Hi,
I am thinking about a passway analysis using HUMAnN3. Would it be possible to get an intermediate file that tells us what and how many gene families are involved in each path of a pathway? It will be like an abundance table of gene families for each path.
Hello, There is a tool in the HUMAnN package named “humann_unpack_pathways”. If you run this tool it will generate a file of pathways stratified by the genes that are included in each.
Thanks!
Lauren
Thank you, Laren! It helps a lot. May I ask some follow-up questions?
- I am not sure if I understand how to get the pathway abundances from the gene abundances.
Here is an example. The following table is what I got for PWY-4203 from humann_unpack_pathways with a provided demo file.
PWY-4203: volatile benzenoid biosynthesis I (ester formation) 22.7546997826
PWY-4203 unclassified 22.7546997826
PWY-4203 unclassified UniRef90_O64988 14.1999417238
PWY-4203 unclassified UniRef90_Q8GT21 21.6993097732
PWY-4203 unclassified UniRef90_Q9SPV4 14.3476630042
PWY-4203 unclassified UniRef90_Q6XMI3 19.8996848181
From the file “metacyc_pathways”, I found that the pathway is associated with RXN-6724, RXN-6723, RXN-6722, and RXN-6762.
And, another file “metacyc_reactions_level4ec_only.uniref” tells me the reaction-gene family connections:
RXN-6724 and UniRef90_Q8GT21;
RXN-6723 and UniRef90_Q6XMI3, UniRef90_Q9SPV4;
RXN-6722 and UniRef90_Q6XMI3;
RXN-6762 and UniRef90_O64988.
So, the abundances of each reaction are [21.6993097732, 19.8996848181+14.3476630042, 19.8996848181, 14.1999417238]

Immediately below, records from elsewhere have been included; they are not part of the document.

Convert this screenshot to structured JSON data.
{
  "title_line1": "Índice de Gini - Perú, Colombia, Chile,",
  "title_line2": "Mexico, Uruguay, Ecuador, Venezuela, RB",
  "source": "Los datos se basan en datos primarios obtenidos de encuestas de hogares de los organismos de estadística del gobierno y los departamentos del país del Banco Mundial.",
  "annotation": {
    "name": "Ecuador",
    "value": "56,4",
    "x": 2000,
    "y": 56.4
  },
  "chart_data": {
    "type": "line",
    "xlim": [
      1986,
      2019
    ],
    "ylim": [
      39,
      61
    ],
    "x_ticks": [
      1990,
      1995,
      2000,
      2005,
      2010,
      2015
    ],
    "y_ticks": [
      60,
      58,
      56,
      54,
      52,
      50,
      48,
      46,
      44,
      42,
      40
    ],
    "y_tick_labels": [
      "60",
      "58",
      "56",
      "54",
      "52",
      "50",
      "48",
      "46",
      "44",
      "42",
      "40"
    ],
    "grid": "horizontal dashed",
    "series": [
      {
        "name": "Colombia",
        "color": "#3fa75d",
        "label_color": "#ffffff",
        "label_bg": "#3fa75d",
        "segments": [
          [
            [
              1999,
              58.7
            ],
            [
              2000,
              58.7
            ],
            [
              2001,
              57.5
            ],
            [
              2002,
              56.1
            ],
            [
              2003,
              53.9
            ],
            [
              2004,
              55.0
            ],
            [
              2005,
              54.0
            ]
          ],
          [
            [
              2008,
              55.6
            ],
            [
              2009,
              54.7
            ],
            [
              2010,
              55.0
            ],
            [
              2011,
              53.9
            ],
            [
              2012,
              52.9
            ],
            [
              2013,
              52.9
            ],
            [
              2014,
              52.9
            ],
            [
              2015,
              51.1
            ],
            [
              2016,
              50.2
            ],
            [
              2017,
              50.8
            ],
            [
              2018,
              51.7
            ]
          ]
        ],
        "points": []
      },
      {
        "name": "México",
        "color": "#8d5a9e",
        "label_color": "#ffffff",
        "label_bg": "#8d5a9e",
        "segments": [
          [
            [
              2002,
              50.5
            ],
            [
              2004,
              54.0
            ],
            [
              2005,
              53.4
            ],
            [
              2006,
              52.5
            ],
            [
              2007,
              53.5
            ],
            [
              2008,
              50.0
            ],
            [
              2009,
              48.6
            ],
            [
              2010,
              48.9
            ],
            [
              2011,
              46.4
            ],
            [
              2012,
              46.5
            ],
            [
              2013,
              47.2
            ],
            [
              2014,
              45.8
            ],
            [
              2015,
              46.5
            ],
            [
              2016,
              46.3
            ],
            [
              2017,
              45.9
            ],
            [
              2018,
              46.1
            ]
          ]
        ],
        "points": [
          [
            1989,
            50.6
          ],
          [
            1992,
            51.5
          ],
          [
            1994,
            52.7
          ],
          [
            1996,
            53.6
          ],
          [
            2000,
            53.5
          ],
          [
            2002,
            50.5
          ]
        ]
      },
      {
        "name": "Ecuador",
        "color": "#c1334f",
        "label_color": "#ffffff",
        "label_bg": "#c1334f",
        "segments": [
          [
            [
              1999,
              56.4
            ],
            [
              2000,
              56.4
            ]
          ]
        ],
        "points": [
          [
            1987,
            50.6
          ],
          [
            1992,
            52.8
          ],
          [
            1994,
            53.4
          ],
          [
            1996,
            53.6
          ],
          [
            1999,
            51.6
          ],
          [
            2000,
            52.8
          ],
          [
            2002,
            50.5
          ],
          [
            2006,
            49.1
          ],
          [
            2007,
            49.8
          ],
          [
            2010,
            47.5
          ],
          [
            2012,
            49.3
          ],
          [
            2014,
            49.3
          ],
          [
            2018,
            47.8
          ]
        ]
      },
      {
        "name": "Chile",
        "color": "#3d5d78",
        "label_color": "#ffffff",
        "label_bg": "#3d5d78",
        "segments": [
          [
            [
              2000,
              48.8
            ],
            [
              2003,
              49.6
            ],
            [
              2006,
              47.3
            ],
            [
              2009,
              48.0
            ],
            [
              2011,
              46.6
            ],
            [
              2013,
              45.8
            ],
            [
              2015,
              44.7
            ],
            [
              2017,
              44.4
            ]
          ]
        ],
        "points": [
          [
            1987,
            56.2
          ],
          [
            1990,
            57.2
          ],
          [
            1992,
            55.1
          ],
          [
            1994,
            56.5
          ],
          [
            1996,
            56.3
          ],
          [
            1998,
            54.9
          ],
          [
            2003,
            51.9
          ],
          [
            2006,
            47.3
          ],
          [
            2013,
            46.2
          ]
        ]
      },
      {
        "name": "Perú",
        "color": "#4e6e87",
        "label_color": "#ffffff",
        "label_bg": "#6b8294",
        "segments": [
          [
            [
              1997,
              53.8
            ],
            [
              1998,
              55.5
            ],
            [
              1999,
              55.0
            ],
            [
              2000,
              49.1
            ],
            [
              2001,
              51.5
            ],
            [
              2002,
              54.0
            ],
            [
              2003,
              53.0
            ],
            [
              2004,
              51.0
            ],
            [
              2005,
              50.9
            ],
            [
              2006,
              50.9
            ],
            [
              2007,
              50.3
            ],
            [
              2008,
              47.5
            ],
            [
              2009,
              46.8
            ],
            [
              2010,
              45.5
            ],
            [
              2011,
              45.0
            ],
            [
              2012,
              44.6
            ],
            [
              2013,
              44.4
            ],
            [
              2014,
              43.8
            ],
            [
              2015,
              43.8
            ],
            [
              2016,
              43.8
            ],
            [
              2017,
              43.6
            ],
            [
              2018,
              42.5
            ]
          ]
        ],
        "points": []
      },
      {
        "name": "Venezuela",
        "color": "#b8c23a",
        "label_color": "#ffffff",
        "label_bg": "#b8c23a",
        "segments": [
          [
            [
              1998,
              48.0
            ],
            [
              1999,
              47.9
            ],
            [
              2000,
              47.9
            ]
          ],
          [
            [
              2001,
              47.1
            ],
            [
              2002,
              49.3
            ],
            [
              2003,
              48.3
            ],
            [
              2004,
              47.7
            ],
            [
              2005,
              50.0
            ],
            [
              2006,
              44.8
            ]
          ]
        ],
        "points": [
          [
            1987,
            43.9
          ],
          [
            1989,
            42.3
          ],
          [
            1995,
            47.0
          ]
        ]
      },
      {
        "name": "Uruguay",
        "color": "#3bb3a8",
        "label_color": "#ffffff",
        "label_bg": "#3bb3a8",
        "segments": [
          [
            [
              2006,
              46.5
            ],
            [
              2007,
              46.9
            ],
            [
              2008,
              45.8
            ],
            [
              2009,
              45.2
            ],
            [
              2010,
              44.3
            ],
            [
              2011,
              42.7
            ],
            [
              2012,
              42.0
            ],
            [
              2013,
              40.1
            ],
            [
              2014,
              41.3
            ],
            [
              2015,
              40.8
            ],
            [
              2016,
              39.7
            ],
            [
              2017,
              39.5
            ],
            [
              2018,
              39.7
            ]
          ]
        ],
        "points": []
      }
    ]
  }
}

The number of complete copies should be 14.1999417238, which is supposed to be the abundance of PWY-4203. However, it does not match the result on the table. What am I doing wrong?
-
The tutorial says pathways with zero abundance are not included in the file.

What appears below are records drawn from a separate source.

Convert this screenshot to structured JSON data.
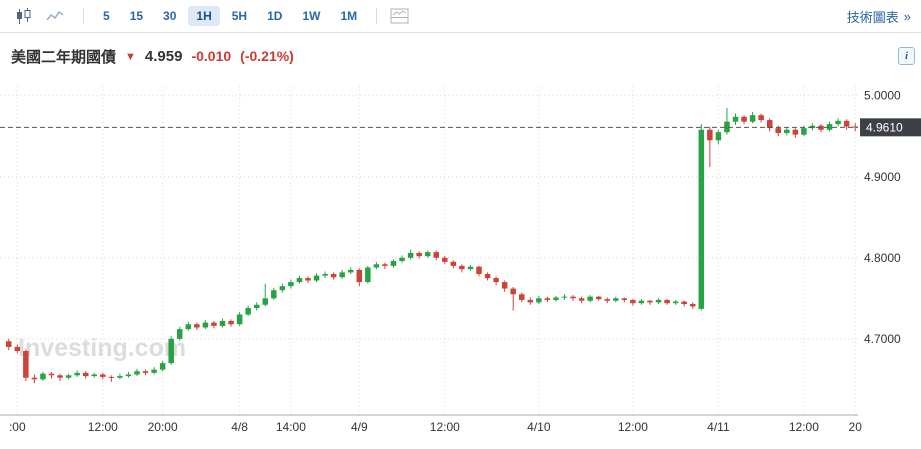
{
  "toolbar": {
    "chart_type_candle_icon": "candlestick-chart-icon",
    "chart_type_line_icon": "line-chart-icon",
    "panel_icon": "chart-panel-icon",
    "intervals": [
      {
        "label": "5",
        "selected": false
      },
      {
        "label": "15",
        "selected": false
      },
      {
        "label": "30",
        "selected": false
      },
      {
        "label": "1H",
        "selected": true
      },
      {
        "label": "5H",
        "selected": false
      },
      {
        "label": "1D",
        "selected": false
      },
      {
        "label": "1W",
        "selected": false
      },
      {
        "label": "1M",
        "selected": false
      }
    ],
    "tech_chart_link": "技術圖表",
    "tech_chart_arrow": "»"
  },
  "quote": {
    "name": "美國二年期國債",
    "direction_arrow": "▼",
    "price": "4.959",
    "change": "-0.010",
    "change_percent": "(-0.21%)",
    "info_icon": "i"
  },
  "watermark": "Investing.com",
  "chart_data": {
    "type": "candlestick",
    "title": "美國二年期國債",
    "interval": "1H",
    "grid": true,
    "ylim": [
      4.606,
      5.012
    ],
    "y_ticks": [
      {
        "value": 5.0,
        "label": "5.0000"
      },
      {
        "value": 4.9,
        "label": "4.9000"
      },
      {
        "value": 4.8,
        "label": "4.8000"
      },
      {
        "value": 4.7,
        "label": "4.7000"
      }
    ],
    "current_price": {
      "value": 4.961,
      "label": "4.9610"
    },
    "x_ticks": [
      {
        "index": 1,
        "label": ":00"
      },
      {
        "index": 11,
        "label": "12:00"
      },
      {
        "index": 18,
        "label": "20:00"
      },
      {
        "index": 27,
        "label": "4/8"
      },
      {
        "index": 33,
        "label": "14:00"
      },
      {
        "index": 41,
        "label": "4/9"
      },
      {
        "index": 51,
        "label": "12:00"
      },
      {
        "index": 62,
        "label": "4/10"
      },
      {
        "index": 73,
        "label": "12:00"
      },
      {
        "index": 83,
        "label": "4/11"
      },
      {
        "index": 93,
        "label": "12:00"
      },
      {
        "index": 99,
        "label": "20"
      }
    ],
    "colors": {
      "up": "#27a344",
      "down": "#cf4238",
      "grid": "#d9d9d9",
      "axis_text": "#333333",
      "axis_line": "#aaaaaa",
      "price_line": "#555555",
      "price_tag_bg": "#3d4147",
      "price_tag_text": "#ffffff",
      "watermark": "#dcdcdc"
    },
    "candles": [
      [
        4.697,
        4.7,
        4.686,
        4.69
      ],
      [
        4.69,
        4.693,
        4.682,
        4.685
      ],
      [
        4.685,
        4.687,
        4.648,
        4.652
      ],
      [
        4.652,
        4.656,
        4.645,
        4.65
      ],
      [
        4.65,
        4.659,
        4.648,
        4.657
      ],
      [
        4.657,
        4.659,
        4.651,
        4.655
      ],
      [
        4.655,
        4.657,
        4.648,
        4.652
      ],
      [
        4.652,
        4.657,
        4.65,
        4.655
      ],
      [
        4.655,
        4.661,
        4.653,
        4.658
      ],
      [
        4.658,
        4.66,
        4.651,
        4.654
      ],
      [
        4.654,
        4.658,
        4.652,
        4.656
      ],
      [
        4.656,
        4.658,
        4.65,
        4.653
      ],
      [
        4.653,
        4.655,
        4.647,
        4.652
      ],
      [
        4.652,
        4.657,
        4.65,
        4.654
      ],
      [
        4.654,
        4.659,
        4.652,
        4.656
      ],
      [
        4.656,
        4.663,
        4.654,
        4.66
      ],
      [
        4.66,
        4.662,
        4.655,
        4.658
      ],
      [
        4.658,
        4.665,
        4.656,
        4.662
      ],
      [
        4.662,
        4.673,
        4.66,
        4.67
      ],
      [
        4.67,
        4.703,
        4.668,
        4.7
      ],
      [
        4.7,
        4.715,
        4.698,
        4.712
      ],
      [
        4.712,
        4.721,
        4.71,
        4.718
      ],
      [
        4.718,
        4.72,
        4.711,
        4.714
      ],
      [
        4.714,
        4.723,
        4.712,
        4.72
      ],
      [
        4.72,
        4.722,
        4.713,
        4.716
      ],
      [
        4.716,
        4.725,
        4.714,
        4.722
      ],
      [
        4.722,
        4.724,
        4.715,
        4.718
      ],
      [
        4.718,
        4.733,
        4.716,
        4.73
      ],
      [
        4.73,
        4.741,
        4.728,
        4.738
      ],
      [
        4.738,
        4.745,
        4.735,
        4.742
      ],
      [
        4.742,
        4.768,
        4.74,
        4.75
      ],
      [
        4.75,
        4.763,
        4.748,
        4.76
      ],
      [
        4.76,
        4.768,
        4.757,
        4.765
      ],
      [
        4.765,
        4.773,
        4.762,
        4.77
      ],
      [
        4.77,
        4.778,
        4.768,
        4.775
      ],
      [
        4.775,
        4.777,
        4.769,
        4.772
      ],
      [
        4.772,
        4.781,
        4.77,
        4.778
      ],
      [
        4.778,
        4.783,
        4.775,
        4.78
      ],
      [
        4.78,
        4.782,
        4.773,
        4.776
      ],
      [
        4.776,
        4.785,
        4.774,
        4.782
      ],
      [
        4.782,
        4.788,
        4.78,
        4.785
      ],
      [
        4.785,
        4.787,
        4.765,
        4.77
      ],
      [
        4.77,
        4.79,
        4.768,
        4.788
      ],
      [
        4.788,
        4.795,
        4.786,
        4.792
      ],
      [
        4.792,
        4.794,
        4.786,
        4.79
      ],
      [
        4.79,
        4.798,
        4.788,
        4.796
      ],
      [
        4.796,
        4.803,
        4.794,
        4.8
      ],
      [
        4.8,
        4.81,
        4.798,
        4.806
      ],
      [
        4.806,
        4.808,
        4.799,
        4.802
      ],
      [
        4.802,
        4.809,
        4.8,
        4.807
      ],
      [
        4.807,
        4.809,
        4.797,
        4.8
      ],
      [
        4.8,
        4.802,
        4.792,
        4.795
      ],
      [
        4.795,
        4.797,
        4.787,
        4.79
      ],
      [
        4.79,
        4.792,
        4.782,
        4.786
      ],
      [
        4.786,
        4.791,
        4.784,
        4.789
      ],
      [
        4.789,
        4.79,
        4.777,
        4.78
      ],
      [
        4.78,
        4.782,
        4.772,
        4.775
      ],
      [
        4.775,
        4.777,
        4.766,
        4.77
      ],
      [
        4.77,
        4.772,
        4.758,
        4.762
      ],
      [
        4.762,
        4.764,
        4.735,
        4.755
      ],
      [
        4.755,
        4.757,
        4.745,
        4.748
      ],
      [
        4.748,
        4.751,
        4.742,
        4.745
      ],
      [
        4.745,
        4.753,
        4.743,
        4.75
      ],
      [
        4.75,
        4.752,
        4.745,
        4.748
      ],
      [
        4.748,
        4.753,
        4.746,
        4.751
      ],
      [
        4.751,
        4.755,
        4.748,
        4.752
      ],
      [
        4.752,
        4.754,
        4.747,
        4.75
      ],
      [
        4.75,
        4.752,
        4.744,
        4.747
      ],
      [
        4.747,
        4.754,
        4.745,
        4.752
      ],
      [
        4.752,
        4.753,
        4.747,
        4.749
      ],
      [
        4.749,
        4.751,
        4.744,
        4.747
      ],
      [
        4.747,
        4.752,
        4.745,
        4.75
      ],
      [
        4.75,
        4.751,
        4.745,
        4.748
      ],
      [
        4.748,
        4.749,
        4.741,
        4.744
      ],
      [
        4.744,
        4.749,
        4.742,
        4.747
      ],
      [
        4.747,
        4.748,
        4.742,
        4.745
      ],
      [
        4.745,
        4.75,
        4.743,
        4.748
      ],
      [
        4.748,
        4.749,
        4.742,
        4.744
      ],
      [
        4.744,
        4.748,
        4.742,
        4.746
      ],
      [
        4.746,
        4.747,
        4.74,
        4.743
      ],
      [
        4.743,
        4.745,
        4.737,
        4.74
      ],
      [
        4.737,
        4.965,
        4.735,
        4.958
      ],
      [
        4.958,
        4.962,
        4.912,
        4.945
      ],
      [
        4.945,
        4.958,
        4.94,
        4.955
      ],
      [
        4.955,
        4.985,
        4.952,
        4.968
      ],
      [
        4.968,
        4.978,
        4.964,
        4.974
      ],
      [
        4.974,
        4.976,
        4.965,
        4.968
      ],
      [
        4.968,
        4.98,
        4.966,
        4.976
      ],
      [
        4.976,
        4.978,
        4.967,
        4.97
      ],
      [
        4.97,
        4.972,
        4.956,
        4.96
      ],
      [
        4.96,
        4.963,
        4.95,
        4.954
      ],
      [
        4.954,
        4.961,
        4.951,
        4.958
      ],
      [
        4.958,
        4.96,
        4.948,
        4.952
      ],
      [
        4.952,
        4.963,
        4.95,
        4.96
      ],
      [
        4.96,
        4.966,
        4.957,
        4.963
      ],
      [
        4.963,
        4.965,
        4.955,
        4.958
      ],
      [
        4.958,
        4.968,
        4.956,
        4.965
      ],
      [
        4.965,
        4.972,
        4.962,
        4.969
      ],
      [
        4.969,
        4.971,
        4.958,
        4.962
      ],
      [
        4.962,
        4.966,
        4.956,
        4.961
      ]
    ]
  }
}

Does that mean, if any of the RXNs in a pathway has zero abundance, the pathway won’t be included ? I guess that is why only a very small number of gene families are detected in the pathway table.
-
I believe the abundance tables are based on the comparisons between reads and representative genes of each family. Do the tables reflect any exceptional cases like comparisons with non-representative genes? I was curious because I found that A0A174PVG2 (given as UniRef90_A0A174PVG2 in the demo gene family abundance table) is not actually a gene family but an element of the gene family, UniRef90_A0A5P3AUM1, according to the UniRef server online (UniRef - Cluster: Uncharacterized protein (90%)).